Another reason Truttmann says he went with the SCR system is because he wanted to get more cows pregnant using sexed semen.
"We wanted to use sexed semen because of the low value of Jersey bull calves. Before we put in the SCR system, we were having spotty success with sexed semen, at best. With the monitors, we can more accurately time the breeding. The system helps us wait to breed a cow and not breed too early," he says. "About 25% of our cows and between 60% and 70% of our heifers are pregnant to sexed semen."
Truttmann says since using the SCR system, hormone use has dropped significantly.
"We were breeding a third of our herd on ovsynch," he says. "Now we only ovsynch between 5% and 8% of our herd."
Truttmann believes the SCR system has already paid for itself.
"My anxiety level has dropped significantly," he notes. "The payback is pretty rapid with buying less hormones, being able to use sexed semen, using less semen and having lower vet bills."
Truttmann says he also uses the SCR system to decide if a cow should be treated or culled.
"This system helps me decide if a cow has an acute or chronic health problem. Before we put an antibiotic in a cow, I have a better sense of if this problem is worth treating."
Improved conception rate
Three years ago, Duane and Tina Hinchley of Cambridge wanted to do a better job of getting their cows bred. The Hinchleys grow 2,500 acres of crops and milk 135 registered Holstein cows near Cambridge. They also have 150 heifers, raise sheep and chickens, and give lots of tours of their farm.
"We milk our cows in a barn with 73 tiestalls," Duane explains. "We switch in 40 cows that are housed in a freestall barn that holds a total of 155 head."
Duane and Tina have a grown son who lives in Washington state and twin 19-year-old daughters who are students in Madison.
"With our twins in school, we don't have their help at this time. We are our labor force. To be efficient, we installed the SCR system," Duane says. "We do have a few part-time employees, but don't have any full-time ones."
MONITORING SUCCESS: Duane and Tina Hinchley are having tremendous success getting cows bred thanks to their SCR activity and rumination collars like the one on the cow in the foreground. Their registered Holsteins have a 24,320 rolling herd average.
Before they purchased the SCR cow activity monitors, Duane and Tina were using hormone protocols and chalking tails every day.
"One of us would watch cows for activity. If a cow wasn't noticed, then you would see her bleed off two days later," Tina says. "It was very frustrating."
Today, 85% of their cows are pregnant on 125 days in milk with 2.6 AI services or less. The Hinchleys use sexed semen on first-service heifers and their elite cows.
"About 50% of our cows are bred with sexed semen," Duane says. "We're picking the best and keeping what we want.
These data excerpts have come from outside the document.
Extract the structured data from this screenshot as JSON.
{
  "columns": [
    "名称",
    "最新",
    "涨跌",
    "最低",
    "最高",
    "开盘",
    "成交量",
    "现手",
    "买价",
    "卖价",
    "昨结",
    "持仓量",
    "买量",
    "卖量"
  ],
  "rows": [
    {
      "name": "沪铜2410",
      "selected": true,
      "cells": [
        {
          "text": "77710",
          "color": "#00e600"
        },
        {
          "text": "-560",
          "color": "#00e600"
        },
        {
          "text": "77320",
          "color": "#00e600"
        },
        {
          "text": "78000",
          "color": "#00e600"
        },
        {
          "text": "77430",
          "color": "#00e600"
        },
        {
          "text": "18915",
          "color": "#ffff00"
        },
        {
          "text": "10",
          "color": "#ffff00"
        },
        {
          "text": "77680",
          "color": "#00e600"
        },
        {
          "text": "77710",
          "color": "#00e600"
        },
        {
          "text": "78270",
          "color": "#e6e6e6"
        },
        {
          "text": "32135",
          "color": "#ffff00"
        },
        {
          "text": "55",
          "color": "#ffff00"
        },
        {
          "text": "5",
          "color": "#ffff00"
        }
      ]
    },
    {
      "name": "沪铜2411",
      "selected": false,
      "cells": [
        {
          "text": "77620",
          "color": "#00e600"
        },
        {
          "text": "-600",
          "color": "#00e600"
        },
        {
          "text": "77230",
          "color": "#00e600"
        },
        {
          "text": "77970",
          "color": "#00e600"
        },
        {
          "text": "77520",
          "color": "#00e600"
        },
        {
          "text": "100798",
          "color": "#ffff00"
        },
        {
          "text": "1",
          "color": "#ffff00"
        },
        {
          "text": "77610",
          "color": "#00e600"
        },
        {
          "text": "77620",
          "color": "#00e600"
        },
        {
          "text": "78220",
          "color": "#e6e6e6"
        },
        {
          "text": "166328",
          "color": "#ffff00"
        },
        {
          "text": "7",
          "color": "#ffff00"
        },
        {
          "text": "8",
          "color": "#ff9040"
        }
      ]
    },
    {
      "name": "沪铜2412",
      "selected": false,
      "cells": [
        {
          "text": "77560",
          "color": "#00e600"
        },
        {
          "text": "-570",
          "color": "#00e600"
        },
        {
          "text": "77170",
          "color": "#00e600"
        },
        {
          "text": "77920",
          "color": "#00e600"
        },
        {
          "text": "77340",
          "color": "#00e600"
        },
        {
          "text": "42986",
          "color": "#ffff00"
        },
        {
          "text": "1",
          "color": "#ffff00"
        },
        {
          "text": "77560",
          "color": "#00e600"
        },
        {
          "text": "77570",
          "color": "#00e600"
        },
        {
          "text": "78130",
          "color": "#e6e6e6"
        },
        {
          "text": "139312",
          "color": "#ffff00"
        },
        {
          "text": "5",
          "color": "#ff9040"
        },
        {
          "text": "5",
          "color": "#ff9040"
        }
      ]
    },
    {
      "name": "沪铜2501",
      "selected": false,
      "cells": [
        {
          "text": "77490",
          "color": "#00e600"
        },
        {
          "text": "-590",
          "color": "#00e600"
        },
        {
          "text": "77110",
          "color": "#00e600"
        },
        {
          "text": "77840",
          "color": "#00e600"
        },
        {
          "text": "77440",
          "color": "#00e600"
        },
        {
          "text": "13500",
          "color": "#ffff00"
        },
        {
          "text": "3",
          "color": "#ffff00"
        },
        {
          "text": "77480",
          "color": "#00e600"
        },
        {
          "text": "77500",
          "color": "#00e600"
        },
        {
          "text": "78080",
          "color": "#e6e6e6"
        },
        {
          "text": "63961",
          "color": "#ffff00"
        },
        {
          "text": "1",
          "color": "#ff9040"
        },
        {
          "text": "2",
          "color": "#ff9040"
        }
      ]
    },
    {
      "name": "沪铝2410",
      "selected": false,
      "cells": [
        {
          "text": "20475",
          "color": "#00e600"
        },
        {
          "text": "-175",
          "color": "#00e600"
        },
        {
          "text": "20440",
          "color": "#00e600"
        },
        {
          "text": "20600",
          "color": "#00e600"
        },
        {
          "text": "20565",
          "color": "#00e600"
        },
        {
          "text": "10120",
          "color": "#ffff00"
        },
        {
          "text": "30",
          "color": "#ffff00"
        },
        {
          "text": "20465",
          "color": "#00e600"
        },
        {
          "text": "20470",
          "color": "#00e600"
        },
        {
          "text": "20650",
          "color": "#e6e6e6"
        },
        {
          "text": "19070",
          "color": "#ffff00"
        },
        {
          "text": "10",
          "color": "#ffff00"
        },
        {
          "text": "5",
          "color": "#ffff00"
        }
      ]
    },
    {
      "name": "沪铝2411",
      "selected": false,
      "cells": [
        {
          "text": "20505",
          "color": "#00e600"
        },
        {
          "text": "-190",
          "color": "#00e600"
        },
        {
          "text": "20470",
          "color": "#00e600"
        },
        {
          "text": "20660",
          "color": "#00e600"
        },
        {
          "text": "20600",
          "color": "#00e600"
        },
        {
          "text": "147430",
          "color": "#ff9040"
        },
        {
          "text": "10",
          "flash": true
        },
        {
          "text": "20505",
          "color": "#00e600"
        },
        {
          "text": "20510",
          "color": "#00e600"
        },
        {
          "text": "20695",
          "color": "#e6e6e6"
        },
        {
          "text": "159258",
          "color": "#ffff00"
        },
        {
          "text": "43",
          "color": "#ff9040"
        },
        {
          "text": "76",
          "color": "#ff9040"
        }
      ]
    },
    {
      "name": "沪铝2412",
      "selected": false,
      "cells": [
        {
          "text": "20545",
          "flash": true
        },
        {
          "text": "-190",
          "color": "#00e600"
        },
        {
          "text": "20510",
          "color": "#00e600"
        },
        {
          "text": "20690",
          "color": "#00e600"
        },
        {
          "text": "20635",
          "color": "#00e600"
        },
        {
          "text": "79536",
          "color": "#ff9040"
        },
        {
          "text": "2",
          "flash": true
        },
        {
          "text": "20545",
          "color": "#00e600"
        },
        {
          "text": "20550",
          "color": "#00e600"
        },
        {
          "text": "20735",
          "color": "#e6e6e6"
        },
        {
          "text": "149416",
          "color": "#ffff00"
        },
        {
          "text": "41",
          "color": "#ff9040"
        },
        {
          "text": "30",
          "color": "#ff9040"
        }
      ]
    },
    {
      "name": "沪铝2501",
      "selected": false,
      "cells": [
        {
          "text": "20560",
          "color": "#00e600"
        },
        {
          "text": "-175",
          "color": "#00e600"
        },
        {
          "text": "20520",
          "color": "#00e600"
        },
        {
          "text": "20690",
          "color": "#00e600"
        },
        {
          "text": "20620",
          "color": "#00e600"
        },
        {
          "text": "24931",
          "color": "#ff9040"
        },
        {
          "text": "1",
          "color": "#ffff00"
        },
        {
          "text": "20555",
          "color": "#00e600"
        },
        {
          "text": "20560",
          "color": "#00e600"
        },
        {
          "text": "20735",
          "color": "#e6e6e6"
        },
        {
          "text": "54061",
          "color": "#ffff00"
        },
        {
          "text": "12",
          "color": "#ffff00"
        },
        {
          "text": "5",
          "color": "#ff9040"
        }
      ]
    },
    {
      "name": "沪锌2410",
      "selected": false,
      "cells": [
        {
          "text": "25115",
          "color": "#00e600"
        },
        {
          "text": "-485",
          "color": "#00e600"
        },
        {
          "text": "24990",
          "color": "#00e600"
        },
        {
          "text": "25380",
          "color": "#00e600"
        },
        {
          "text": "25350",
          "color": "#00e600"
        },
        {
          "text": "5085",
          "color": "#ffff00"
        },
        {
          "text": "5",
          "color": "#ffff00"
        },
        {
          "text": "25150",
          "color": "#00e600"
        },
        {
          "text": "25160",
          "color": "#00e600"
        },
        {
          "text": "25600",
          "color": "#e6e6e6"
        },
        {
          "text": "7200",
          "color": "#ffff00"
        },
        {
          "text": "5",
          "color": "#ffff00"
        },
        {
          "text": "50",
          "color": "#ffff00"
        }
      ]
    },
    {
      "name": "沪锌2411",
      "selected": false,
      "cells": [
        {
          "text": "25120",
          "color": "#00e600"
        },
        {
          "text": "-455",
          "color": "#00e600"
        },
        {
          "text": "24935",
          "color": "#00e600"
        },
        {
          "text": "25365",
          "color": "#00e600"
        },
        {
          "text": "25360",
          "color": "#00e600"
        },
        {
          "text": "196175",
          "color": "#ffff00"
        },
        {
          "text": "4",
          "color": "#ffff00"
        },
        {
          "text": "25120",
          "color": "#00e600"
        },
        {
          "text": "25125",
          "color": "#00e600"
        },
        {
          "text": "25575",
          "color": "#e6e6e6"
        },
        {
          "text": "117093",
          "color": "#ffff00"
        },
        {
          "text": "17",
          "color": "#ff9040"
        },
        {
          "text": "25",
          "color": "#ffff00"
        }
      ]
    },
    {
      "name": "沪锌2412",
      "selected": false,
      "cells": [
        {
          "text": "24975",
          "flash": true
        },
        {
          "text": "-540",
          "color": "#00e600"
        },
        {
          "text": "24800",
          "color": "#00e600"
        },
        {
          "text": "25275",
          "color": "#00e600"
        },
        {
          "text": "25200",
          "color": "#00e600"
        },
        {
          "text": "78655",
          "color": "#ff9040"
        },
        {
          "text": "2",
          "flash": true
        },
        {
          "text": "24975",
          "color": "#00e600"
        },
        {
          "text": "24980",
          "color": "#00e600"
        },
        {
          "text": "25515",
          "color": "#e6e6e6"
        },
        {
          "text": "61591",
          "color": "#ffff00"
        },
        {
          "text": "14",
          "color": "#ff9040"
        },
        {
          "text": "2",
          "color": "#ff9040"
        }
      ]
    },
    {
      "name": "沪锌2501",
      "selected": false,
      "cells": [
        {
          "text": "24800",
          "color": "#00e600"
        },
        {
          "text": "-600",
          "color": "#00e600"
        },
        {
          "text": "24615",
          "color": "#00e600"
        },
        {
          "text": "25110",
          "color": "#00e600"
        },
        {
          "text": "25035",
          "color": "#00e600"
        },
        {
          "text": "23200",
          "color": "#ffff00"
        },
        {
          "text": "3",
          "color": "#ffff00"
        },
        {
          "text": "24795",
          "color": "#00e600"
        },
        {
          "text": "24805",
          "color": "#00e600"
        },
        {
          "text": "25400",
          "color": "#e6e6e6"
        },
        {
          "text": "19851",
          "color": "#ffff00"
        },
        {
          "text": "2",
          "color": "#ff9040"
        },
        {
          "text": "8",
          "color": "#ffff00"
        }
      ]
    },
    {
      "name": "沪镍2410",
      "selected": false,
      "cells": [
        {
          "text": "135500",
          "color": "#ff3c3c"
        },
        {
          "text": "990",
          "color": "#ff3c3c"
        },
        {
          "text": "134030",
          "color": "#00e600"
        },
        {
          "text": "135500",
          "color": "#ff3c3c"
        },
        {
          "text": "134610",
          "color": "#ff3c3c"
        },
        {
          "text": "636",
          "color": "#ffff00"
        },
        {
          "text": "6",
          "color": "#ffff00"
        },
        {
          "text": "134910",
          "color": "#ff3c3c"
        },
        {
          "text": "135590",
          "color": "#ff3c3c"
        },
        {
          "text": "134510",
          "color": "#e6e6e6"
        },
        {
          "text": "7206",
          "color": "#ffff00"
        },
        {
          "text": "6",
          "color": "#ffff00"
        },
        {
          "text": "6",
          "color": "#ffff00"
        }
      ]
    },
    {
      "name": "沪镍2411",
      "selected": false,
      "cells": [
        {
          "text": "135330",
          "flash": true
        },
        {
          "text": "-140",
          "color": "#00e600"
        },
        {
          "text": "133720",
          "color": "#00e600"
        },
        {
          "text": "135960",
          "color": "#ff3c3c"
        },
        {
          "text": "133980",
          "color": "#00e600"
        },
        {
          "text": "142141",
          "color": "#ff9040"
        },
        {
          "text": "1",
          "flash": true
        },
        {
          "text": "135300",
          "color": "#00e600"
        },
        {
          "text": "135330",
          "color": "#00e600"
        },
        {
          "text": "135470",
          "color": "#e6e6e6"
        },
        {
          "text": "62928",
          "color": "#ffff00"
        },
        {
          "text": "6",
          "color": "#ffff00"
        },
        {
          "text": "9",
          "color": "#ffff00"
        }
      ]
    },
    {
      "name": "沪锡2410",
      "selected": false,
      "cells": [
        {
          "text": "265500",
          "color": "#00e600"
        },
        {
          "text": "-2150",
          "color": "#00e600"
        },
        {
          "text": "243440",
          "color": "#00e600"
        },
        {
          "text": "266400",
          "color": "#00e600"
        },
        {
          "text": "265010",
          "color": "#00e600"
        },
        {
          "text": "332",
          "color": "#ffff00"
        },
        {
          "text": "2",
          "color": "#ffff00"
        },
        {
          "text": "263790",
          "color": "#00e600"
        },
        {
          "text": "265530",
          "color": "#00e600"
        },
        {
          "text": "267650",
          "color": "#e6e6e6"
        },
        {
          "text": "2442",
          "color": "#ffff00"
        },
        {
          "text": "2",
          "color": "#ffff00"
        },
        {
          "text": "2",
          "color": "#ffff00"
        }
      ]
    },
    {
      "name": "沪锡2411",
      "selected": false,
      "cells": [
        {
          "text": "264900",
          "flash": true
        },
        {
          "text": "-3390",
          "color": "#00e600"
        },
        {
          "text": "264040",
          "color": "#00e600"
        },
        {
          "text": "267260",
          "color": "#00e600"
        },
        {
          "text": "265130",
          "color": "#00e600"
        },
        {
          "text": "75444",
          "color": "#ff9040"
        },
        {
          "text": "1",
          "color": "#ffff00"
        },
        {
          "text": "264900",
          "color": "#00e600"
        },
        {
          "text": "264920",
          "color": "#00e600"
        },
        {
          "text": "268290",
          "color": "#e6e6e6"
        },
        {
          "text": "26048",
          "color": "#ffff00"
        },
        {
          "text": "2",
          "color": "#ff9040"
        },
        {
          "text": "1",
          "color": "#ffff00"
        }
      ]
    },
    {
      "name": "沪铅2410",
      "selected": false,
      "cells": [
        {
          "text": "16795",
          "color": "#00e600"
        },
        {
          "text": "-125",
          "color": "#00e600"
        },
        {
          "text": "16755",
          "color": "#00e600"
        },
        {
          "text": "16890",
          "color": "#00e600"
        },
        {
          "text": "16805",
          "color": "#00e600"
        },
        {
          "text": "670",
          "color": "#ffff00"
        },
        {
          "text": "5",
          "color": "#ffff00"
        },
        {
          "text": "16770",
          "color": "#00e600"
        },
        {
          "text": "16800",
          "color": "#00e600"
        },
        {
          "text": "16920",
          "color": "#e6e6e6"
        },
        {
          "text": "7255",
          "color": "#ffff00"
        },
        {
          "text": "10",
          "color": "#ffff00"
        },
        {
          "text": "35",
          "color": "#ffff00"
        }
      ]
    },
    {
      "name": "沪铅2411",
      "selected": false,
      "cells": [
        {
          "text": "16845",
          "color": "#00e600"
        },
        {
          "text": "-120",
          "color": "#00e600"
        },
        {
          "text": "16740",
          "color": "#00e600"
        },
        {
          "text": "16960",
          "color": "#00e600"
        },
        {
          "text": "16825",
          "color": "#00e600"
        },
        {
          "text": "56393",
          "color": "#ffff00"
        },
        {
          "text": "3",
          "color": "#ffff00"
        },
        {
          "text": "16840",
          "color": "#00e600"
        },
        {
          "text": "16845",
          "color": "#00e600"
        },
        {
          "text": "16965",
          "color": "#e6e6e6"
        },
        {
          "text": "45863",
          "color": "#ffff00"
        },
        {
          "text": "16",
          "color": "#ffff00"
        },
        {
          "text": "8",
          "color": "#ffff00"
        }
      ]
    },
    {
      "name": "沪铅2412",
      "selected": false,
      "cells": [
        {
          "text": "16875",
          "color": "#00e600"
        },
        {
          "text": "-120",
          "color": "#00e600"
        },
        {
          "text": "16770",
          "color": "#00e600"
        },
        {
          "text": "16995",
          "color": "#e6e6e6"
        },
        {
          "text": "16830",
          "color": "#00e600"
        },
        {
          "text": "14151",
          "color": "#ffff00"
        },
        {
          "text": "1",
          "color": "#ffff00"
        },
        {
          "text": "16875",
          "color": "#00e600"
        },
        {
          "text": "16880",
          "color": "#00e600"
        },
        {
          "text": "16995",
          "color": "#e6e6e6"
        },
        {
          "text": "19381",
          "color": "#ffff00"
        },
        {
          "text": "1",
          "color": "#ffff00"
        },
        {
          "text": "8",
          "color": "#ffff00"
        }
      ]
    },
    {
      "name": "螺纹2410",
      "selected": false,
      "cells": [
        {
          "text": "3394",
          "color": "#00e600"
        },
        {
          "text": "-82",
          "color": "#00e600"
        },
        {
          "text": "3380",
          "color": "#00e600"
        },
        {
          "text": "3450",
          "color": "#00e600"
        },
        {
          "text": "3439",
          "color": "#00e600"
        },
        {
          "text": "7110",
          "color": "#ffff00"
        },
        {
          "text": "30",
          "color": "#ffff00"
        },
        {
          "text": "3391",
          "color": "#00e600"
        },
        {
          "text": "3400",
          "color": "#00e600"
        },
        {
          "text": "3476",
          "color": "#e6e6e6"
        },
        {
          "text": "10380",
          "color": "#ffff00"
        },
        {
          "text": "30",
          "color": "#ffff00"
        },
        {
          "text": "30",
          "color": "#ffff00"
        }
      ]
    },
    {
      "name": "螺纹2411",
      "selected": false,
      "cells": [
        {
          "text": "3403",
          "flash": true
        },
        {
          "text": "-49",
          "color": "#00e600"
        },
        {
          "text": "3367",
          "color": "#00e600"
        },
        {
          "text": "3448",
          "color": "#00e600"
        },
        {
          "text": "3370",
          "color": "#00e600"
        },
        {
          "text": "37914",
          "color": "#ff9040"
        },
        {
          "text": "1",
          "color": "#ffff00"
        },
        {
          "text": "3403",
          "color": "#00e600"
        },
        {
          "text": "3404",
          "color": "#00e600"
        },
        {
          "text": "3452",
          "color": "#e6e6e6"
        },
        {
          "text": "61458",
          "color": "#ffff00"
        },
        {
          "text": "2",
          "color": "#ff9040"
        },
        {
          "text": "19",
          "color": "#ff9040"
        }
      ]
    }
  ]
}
We ovsynch cows that are not pregnant on first service, and the SCR system will catch many of the repeats."
The Hinchleys have 70 rumination and activity collars for their cows, and 20 for their heifers.
"We would love to have a collar for each cow," Tina explains. "When they calve, they get a collar to watch rumination and health. At 50 days pregnant, the collars are taken off and put on other fresh cows. Dry cows are not wearing them. Ideally, we would love to have a collar on every animal. Ninety-seven percent of our heifers are noticed in heat with the SCR system, and we average 1.5 services per conception, incorporating sexed semen."
Since buying the SCR system, the Hinchleys are spending 40% less on semen and hormones — and experiencing 100% less stress.
"We really love this system," Duane says. "It has really helped our confidence level on the farm, because we know we are getting our cows bred, and the cows are healthier. A bred cow is a healthy cow."